Measuring sustainability
In her environmental work, one of Maji’s steady collaborators is TPP master’s student and Biogen Fellow Will Atkinson, whose research examines how climate and health data can be used to make policy decisions more equitable, immediate, and cost-effective. (Atkinson has long been something of a data junkie. As a kid, he’d tear open the Providence Journal, locate the sports section, and pore over the Red Sox box scores—each one a statistical summary of the game.) This past year, Atkinson has spent much of his time updating projections of air pollutant emissions so he can compare the efficacy of possible interventions, such as fuel efficiency improvements or the wholesale adoption of electric vehicles.
Since both Maji and Atkinson are working out ways to measure sustainability, they share their results, give each other feedback, and compare notes on the literature. Together, they hope to move critical research insights into relevant action in the policy world.
Such collaborations are just what Professor Noelle Selin envisioned when she took over as director of TPP in 2018, hoping to grow the program’s footprint and impact.
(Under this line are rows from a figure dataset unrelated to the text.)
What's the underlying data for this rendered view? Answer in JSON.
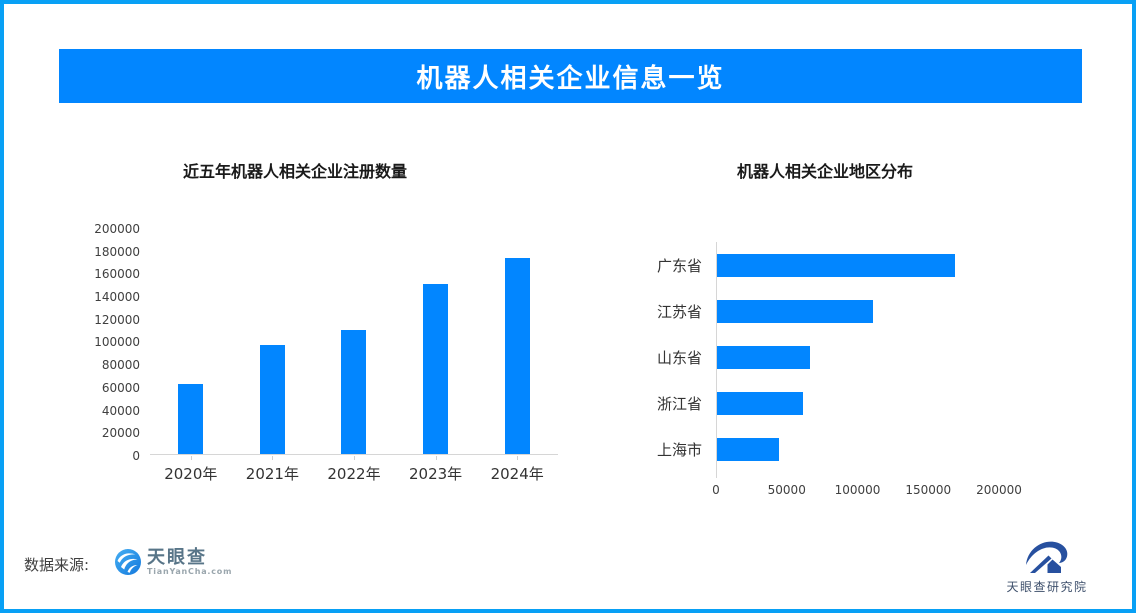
{
  "header": {
    "title": "机器人相关企业信息一览"
  },
  "chart_data": [
    {
      "type": "bar",
      "orientation": "vertical",
      "title": "近五年机器人相关企业注册数量",
      "categories": [
        "2020年",
        "2021年",
        "2022年",
        "2023年",
        "2024年"
      ],
      "values": [
        62000,
        97000,
        110000,
        151000,
        174000
      ],
      "xlabel": "",
      "ylabel": "",
      "ylim": [
        0,
        200000
      ],
      "yticks": [
        0,
        20000,
        40000,
        60000,
        80000,
        100000,
        120000,
        140000,
        160000,
        180000,
        200000
      ],
      "grid": false,
      "legend": false,
      "bar_color": "#0286ff"
    },
    {
      "type": "bar",
      "orientation": "horizontal",
      "title": "机器人相关企业地区分布",
      "categories": [
        "广东省",
        "江苏省",
        "山东省",
        "浙江省",
        "上海市"
      ],
      "values": [
        168000,
        110000,
        66000,
        61000,
        44000
      ],
      "xlabel": "",
      "ylabel": "",
      "xlim": [
        0,
        200000
      ],
      "xticks": [
        0,
        50000,
        100000,
        150000,
        200000
      ],
      "grid": false,
      "legend": false,
      "bar_color": "#0286ff"
    }
  ],
  "footer": {
    "source_label": "数据来源:",
    "tianyancha_logo": {
      "name": "天眼查",
      "domain": "TianYanCha.com"
    },
    "institute_logo": {
      "name": "天眼查研究院"
    }
  },
  "colors": {
    "primary": "#0286ff",
    "border": "#08a0f5",
    "axis": "#d6d6d6",
    "banner_text": "#ffffff"
  }
}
With the Research to Policy Engagement Initiative, she says she wants “to create a community to advance best practices, engage with stakeholders, and learn from one another.” It’s working: Selin, a professor in IDSS and the Department of Earth, Atmospheric and Planetary Sciences, now sees people within and outside MIT connecting across a range of disciplines spanning architecture, engineering, business, computing, and the humanities.
In the long run, she hopes the initiative’s work will help those who make decisions do so based on an understanding of the world that is informed by science and technology. Maji agrees. Her dream is to be a part of scaling up the research insights developed at MIT to inform policy at a regional, national, or even international level. It’s the sort of effort, Maji says, that might just allow enough people to locate one another to find a way out of the smog, together.